COMP3311 23T3 |
Prac Exercise 06 Functions and User-defined Aggregates |
Database Systems |
This exercise aims to give you practice in:
This exercise will not explain how to do everything in fine detail.
Part of the aim of the exercise is that you explore how to use the
PostgreSQL system.
A very important tool for this is the
PostgreSQL Manual.
In particular, the following sections of the Manual are relevant:
the SQL
CREATE FUNCTION
statement;
the SQL
CREATE AGGREGATE
statement;
the
PLpgSQL
language description.
Consider an on-line beer rating system which describes beers, breweries,
tasters, ratings, etc.
Tasters are the users of the system who provide ratings of various beers.
Each beer is brewed according to a particular style, by a given brewery.
Since we are interested in the location of tasters and brewers, we maintain
a collection of locations which is shared between the two.

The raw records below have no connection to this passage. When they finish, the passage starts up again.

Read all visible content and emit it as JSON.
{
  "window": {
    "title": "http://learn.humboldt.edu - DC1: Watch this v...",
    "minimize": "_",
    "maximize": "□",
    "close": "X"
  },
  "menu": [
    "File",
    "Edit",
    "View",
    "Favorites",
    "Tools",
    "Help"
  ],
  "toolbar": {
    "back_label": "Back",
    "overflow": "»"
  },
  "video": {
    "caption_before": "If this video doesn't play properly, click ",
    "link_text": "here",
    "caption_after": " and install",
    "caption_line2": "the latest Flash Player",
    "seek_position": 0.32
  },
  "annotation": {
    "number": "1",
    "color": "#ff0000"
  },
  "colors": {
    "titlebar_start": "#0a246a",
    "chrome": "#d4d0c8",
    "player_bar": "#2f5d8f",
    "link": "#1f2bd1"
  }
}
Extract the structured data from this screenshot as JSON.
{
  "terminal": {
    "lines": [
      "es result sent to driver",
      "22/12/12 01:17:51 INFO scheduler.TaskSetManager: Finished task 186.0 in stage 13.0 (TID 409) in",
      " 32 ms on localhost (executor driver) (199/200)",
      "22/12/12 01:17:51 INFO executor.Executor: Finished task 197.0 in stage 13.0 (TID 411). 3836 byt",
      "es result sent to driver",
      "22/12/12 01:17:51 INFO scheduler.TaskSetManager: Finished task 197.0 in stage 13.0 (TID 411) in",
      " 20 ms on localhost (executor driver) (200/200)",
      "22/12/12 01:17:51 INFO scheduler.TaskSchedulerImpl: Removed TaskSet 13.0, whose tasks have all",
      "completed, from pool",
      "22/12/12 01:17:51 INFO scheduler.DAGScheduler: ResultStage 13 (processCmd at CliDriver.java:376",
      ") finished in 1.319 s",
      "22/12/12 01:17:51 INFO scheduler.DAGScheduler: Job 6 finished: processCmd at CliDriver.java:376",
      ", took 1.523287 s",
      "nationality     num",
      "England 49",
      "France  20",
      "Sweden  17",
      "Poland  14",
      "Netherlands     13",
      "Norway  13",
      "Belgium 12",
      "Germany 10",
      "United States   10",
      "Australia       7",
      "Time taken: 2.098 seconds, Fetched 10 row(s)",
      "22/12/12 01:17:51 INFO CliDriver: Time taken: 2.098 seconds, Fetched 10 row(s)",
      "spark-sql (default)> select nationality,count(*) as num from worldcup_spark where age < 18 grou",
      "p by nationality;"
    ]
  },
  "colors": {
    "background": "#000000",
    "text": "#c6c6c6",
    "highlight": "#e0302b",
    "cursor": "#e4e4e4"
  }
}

Ratings are based on simple 1..5 numerical scale (5 means world classic
,
1 means barely drinkable
).
An possible E/R design for this scenario is as follows:
Note that the E/R design includes numeric primary key
attributes (the ones called id
) to allow for the fact
that names might clash. (Using such attributes also simplifies the
derived relational model, by allowing all foreign keys to be
represented by a single attribute.)
A relational schema corresponding to this E/R design is available in the file
/home/cs3311/web/23T3/pracs/06/schema.sql
A file containing populated tables for this schema is available in the file
/home/cs3311/web/23T3/pracs/06/data.sql
Note that the data.sql
file is using PostgrSQL's bulk
loading mechanism COPY
; check the PostgreSQL manual
for details on how this works.
The COPY
statement is a part of PostgreSQL's SQL dialect,
and can only be used by the PostgreSQL super-user (which is you
when you're running your own server, as you are on d2).
Also, since the id
attributes are serial primary keys,
they have an associated sequence, which needs to be set to the correct
value after the tuples are loaded (so that any new tuples will have
appropriate sequence values generated).
There is also a template file giving headers for the views, functions and aggregates you need to write.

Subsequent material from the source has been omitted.